Claire didn’t immediately answer, being busy staring at my rumpled mess of a bed. And a few bloodstains here and there, from where I guess I’d bled through my dressing. I felt around under it now, and found a ridge of puckered skin, but no bullet hole.

Sometimes I love dhampir metabolism.

“I can do that,” I said, as Claire started stripping sheets, but she just shook her head. Housework is how Claire works off excess energy. She sometimes complains about it, but if you try to take over, as I have plenty of times, she gets upset.

Unless she gets to boss you doing it, of course.

“Pillowcases,” she instructed.

I blinked at her.

“They’re in the bathroom closet, third shelf.”

Really? Who knew? I put down some old jeans and moved to oblige.

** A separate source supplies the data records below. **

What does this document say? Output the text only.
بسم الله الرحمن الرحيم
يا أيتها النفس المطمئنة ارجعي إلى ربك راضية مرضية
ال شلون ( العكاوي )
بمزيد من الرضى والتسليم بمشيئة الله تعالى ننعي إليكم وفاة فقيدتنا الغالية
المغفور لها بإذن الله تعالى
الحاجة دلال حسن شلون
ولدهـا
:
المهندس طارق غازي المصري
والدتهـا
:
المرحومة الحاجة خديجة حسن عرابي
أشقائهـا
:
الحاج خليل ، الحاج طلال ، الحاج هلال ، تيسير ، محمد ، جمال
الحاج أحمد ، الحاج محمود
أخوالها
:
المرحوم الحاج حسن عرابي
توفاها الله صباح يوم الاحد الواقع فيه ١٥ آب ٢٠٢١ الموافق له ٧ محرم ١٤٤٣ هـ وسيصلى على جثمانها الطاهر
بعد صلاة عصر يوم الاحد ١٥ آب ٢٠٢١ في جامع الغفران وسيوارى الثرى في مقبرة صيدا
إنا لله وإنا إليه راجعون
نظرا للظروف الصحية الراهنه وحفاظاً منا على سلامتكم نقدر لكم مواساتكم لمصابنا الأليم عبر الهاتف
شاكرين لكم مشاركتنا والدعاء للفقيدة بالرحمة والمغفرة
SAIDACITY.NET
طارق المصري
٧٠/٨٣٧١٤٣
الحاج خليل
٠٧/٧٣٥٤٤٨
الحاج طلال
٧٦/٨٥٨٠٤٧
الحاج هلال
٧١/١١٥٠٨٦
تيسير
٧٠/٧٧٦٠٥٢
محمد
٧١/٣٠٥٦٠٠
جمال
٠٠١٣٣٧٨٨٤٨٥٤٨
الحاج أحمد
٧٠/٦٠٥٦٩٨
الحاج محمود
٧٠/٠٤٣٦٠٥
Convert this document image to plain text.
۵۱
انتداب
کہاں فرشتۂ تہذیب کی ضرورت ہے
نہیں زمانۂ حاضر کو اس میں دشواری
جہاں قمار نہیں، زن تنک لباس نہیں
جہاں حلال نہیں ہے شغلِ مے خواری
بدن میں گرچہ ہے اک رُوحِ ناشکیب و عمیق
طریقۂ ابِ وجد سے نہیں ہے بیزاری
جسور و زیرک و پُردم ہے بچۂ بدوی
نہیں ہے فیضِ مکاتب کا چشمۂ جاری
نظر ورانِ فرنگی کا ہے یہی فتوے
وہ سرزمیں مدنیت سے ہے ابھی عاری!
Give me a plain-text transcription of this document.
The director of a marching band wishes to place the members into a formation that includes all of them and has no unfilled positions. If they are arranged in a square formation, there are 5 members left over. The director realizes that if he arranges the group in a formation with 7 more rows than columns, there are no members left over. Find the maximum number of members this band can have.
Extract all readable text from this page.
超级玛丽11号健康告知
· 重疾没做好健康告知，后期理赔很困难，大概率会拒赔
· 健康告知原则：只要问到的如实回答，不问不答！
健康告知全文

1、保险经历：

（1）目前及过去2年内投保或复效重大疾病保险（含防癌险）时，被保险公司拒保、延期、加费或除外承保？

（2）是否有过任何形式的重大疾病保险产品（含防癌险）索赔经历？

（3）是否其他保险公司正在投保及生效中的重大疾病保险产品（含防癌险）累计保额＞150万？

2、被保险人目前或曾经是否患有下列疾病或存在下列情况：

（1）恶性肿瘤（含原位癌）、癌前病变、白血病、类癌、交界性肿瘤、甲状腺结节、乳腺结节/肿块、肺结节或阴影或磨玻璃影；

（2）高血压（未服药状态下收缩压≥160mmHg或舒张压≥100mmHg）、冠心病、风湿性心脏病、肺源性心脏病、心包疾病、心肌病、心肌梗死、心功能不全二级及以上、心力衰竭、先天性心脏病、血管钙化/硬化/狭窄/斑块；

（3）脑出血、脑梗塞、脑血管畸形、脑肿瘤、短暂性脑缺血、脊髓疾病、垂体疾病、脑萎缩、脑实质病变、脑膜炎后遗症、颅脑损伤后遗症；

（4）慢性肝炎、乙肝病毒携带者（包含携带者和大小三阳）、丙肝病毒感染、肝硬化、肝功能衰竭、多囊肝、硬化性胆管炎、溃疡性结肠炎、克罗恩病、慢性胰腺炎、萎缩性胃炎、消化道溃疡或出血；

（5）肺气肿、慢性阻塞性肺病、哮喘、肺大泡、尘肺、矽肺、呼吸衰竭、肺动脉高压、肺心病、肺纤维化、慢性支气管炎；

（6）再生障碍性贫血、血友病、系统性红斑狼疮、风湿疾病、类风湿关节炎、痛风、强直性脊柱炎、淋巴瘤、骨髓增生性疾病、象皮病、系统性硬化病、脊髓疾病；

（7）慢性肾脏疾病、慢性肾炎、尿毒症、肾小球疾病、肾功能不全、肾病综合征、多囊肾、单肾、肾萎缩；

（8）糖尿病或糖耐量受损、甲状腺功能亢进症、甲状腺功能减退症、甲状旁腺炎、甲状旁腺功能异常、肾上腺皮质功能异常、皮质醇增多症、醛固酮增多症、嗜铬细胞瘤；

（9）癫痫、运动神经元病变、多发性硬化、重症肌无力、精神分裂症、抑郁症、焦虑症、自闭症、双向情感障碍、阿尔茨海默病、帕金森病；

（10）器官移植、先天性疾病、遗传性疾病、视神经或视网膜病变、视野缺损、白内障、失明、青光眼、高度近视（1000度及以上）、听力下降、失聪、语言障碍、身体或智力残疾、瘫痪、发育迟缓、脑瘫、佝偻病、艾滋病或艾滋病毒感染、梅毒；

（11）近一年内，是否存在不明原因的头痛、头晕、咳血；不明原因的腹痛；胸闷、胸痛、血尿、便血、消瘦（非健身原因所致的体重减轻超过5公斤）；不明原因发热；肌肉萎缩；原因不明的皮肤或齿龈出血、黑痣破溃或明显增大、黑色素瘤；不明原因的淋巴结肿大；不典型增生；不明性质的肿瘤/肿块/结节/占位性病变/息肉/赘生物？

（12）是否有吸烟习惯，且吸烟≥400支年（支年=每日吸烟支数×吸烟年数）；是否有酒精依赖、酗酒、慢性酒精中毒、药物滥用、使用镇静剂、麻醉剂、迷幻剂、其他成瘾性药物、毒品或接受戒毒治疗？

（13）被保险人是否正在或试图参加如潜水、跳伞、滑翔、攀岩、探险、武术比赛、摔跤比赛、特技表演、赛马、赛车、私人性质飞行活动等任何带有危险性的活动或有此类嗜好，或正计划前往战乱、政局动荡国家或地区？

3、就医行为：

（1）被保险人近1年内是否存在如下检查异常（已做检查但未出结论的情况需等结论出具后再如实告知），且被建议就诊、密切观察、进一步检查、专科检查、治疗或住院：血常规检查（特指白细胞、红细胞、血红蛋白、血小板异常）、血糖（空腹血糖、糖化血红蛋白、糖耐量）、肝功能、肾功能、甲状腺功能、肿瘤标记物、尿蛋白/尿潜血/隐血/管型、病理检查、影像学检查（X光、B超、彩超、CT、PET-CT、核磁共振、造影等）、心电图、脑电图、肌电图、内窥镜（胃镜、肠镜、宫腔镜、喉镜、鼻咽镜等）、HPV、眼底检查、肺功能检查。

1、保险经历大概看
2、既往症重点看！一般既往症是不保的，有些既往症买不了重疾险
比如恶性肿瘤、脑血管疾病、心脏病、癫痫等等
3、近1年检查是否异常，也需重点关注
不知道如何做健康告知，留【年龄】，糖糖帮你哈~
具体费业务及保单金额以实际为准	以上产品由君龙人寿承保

“I’m not sure,” she told me, answering my previous question. “Olga has been talking to the other slaves, trying to find out about her nephew. And she’s also been asking about the boy—” She stopped abruptly. “What do you think about Kjeld?”

“Kjeld?”

“As a name.”

I handed over pillowcases. “It’s . . . all right. Why?”

“Well, Bulsi needs a new one, and there’s not a lot to choose from. Most of the fey names, boys’ ones anyway, are all about war. It’s all ‘Fighter with Helmet’ or ‘Warrior in Armor’ or ‘Spear of God.’ And Olga says he’ll probably never be a fighter, so a name like that would just make people laugh at him.”

“There’s other things in life than fighting,” I pointed out.

And got an incredulous look from Claire.

“I do other things!”

“Name one.”

“I paint. I play a mean hand of poker.” I thought about it. “I know how to tango.”

“Well, maybe you should teach the fey,” Claire said, dumping my rumpled sheets into her now-empty basket and putting on new ones. “They’re obsessed. Even the stuff that isn’t war related is usually designed to strike fear into their enemies by reminding them of scary stuff. I like Calder, for example, but it means harsh and cold waters. Who would want to be called that?”

I agreed that Calder was a no go.

“And then there’s nicknames, although they aren’t any better.”

“Nicknames?”

“You know how the fey are; everybody has a dozen different names. But, apparently, other people are supposed to give them to you. You aren’t allowed to just name yourself.”

I shrugged. “So name him.”

“I would, but there’s all these rules. Even nicknames are supposed to say something about you. I asked the guards for recommendations, and you know what they came up with?”

“No idea.”

“Inn magri: the thin one. Or óþveginn: the unwashed.” Claire looked indignant. “He’s not unwashed! I bathed him just yesterday! Or—even worse—rotinn, the broken. I mean, can you imagine?”

“Some of the guards are pricks,” I agreed.